Entscheidend für einen möglichen Erfolg der Kryonik ist die sogenannte Vitrifikation (von lateinisch vitrum = Glas). Hierbei werden die körpereigenen Flüssigkeiten des Toten durch Lösungen ersetzt, die keine Kristalle bilden, sondern bei tiefen Temperaturen aus dem flüssigen in einen glasartigen Zustand übergehen. Seit Einführung dieser Methode ist mittlerweile die sechste Generation von Vitrifikationslösungen im Einsatz: Gemische aus Ethylenglykol, Formamid und Dimethylsulfoxid. Da ein Mensch jedoch Gewebe mit unterschiedlicher Dichte und Wärmeleitung besitzt, wäre theoretisch für jeden Zelltyp eine eigene Schutzlösung vonnöten. Praktisch ist das natürlich nicht machbar. Daher konzentrieren sich Kryoniker heute auf die Erhaltung des Gehirns. Aber auch hier weiß bisher niemand, welche langfristigen Folgen das Tiefkühlen für das Neuronensystem hat, zumal die verwendeten Vitrifikationslösungen toxisch wirken. Nicht minder problematisch ist der Prozess des Auftauens. »Man bräuchte eine Technik, mit der man sehr schnell erwärmen kann, sodass keine Eiskristalle entstehen und die toxischen Substanzen bei Erhöhung der Temperatur nicht zu lange einwirken. Das bekommen wir im Moment noch nicht hin«, sagt Klaus Sames, ehemaliger Anatomieprofessor und Ehrenvorsitzender der Deutschen Gesellschaft für Angewandte Biostase (DGAB). Dennoch ist er bereit, seinen Körper nach dem Tod kryokonservieren zu lassen. »Ich hoffe, dass ich dann irgendwann aufwache und Antworten auf all meine Fragen bekomme.«
Was der Kryonik derzeit entgegen steht, sind aber nicht nur technische Schwierigkeiten. Viele Wissenschaftler halten das ganze Konzept für verfehlt, sehen darin nichts als Science-Fiction. »Wer glaubt, dass man tiefgefrorene Menschen irgendwann wiederbeleben kann, der muss auch glauben, dass man aus einer Frikadelle wieder eine Kuh machen kann«, sagt etwa der Hamburger Transfusionsmediziner Andreas Sputtek. Zu bedenken bleibt allerdings, dass Wissenschaftler schon so manches für technisch unmöglich erklärt hatten, was dann doch realisiert wurde, zum Beispiel die Transplantation eines ganzen Herzens.

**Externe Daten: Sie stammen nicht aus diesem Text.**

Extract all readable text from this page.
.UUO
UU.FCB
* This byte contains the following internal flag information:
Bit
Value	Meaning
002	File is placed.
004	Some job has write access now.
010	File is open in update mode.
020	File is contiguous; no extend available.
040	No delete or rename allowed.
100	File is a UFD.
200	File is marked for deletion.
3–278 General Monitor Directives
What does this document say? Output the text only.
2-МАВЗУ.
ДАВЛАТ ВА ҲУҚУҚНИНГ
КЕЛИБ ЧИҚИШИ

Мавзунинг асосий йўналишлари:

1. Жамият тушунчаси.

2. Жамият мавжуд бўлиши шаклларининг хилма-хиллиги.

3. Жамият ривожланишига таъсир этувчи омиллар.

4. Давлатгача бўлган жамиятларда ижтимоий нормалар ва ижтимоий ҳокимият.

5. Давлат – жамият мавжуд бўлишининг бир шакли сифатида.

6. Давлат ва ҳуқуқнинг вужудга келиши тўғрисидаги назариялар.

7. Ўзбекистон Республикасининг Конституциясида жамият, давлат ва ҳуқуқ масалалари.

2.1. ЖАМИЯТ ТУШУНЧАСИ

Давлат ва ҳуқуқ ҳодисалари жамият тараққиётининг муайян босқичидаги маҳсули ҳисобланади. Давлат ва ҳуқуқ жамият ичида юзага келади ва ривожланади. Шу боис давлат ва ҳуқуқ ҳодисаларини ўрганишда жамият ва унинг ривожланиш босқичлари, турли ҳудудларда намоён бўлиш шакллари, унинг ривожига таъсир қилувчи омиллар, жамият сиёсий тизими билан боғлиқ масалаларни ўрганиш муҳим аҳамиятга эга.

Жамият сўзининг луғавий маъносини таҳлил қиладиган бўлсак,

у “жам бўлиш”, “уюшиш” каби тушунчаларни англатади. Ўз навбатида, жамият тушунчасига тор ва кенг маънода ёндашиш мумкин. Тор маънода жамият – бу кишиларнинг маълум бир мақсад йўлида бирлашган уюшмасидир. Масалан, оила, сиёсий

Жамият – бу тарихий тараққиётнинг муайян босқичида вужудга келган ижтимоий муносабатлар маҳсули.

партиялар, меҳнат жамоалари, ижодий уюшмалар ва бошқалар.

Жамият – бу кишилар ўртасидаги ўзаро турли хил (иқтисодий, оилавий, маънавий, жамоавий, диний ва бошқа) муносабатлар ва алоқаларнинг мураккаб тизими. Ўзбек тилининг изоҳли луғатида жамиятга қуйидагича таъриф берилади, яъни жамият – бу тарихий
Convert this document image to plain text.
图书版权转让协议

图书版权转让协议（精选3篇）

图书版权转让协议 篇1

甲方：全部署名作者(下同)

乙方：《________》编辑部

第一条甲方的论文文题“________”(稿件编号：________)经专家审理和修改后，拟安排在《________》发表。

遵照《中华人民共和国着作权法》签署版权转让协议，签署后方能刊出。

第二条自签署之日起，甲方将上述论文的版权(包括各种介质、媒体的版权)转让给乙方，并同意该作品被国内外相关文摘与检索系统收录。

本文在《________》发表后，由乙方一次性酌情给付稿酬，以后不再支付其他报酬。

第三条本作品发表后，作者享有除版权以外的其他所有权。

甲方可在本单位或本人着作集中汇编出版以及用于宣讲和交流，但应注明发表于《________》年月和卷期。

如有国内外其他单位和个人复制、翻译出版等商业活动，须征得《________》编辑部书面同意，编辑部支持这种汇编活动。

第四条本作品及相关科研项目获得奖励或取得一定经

In Deutschland ist die Kryonik als Bestattungsart bisher nicht zugelassen. Hat ein Arzt den Totenschein ausgestellt, dürfen zwar eigens dafür ausgebildete Personen eine Kryokonservierung einleiten, zum Beispiel um gespendete Organe haltbar zu machen. Eine dauerhafte Lagerung von Leichen in Stickstofftanks ist dagegen nicht möglich. Allerdings können Verstorbene ins Ausland überführt werden. Für Kryoniker stehen dabei die USA an erster Stelle. Hier bieten gleich zwei Einrichtungen eine Langzeitlagerung an: die »Alcor Life Extension Foundation« in Scottsdale (Arizona) und das »Cryonics Institute« in Clinton Township (Michigan). In Russland können sich Menschen bei der Firma »KrioRus« für ein späteres Einfrieren vormerken lassen. Zumindest eines ist auch hierzulande erlaubt: die Kryokonservierung von toten Haustieren. Die Nachfrage nach dieser Dienstleistung hält sich in Grenzen.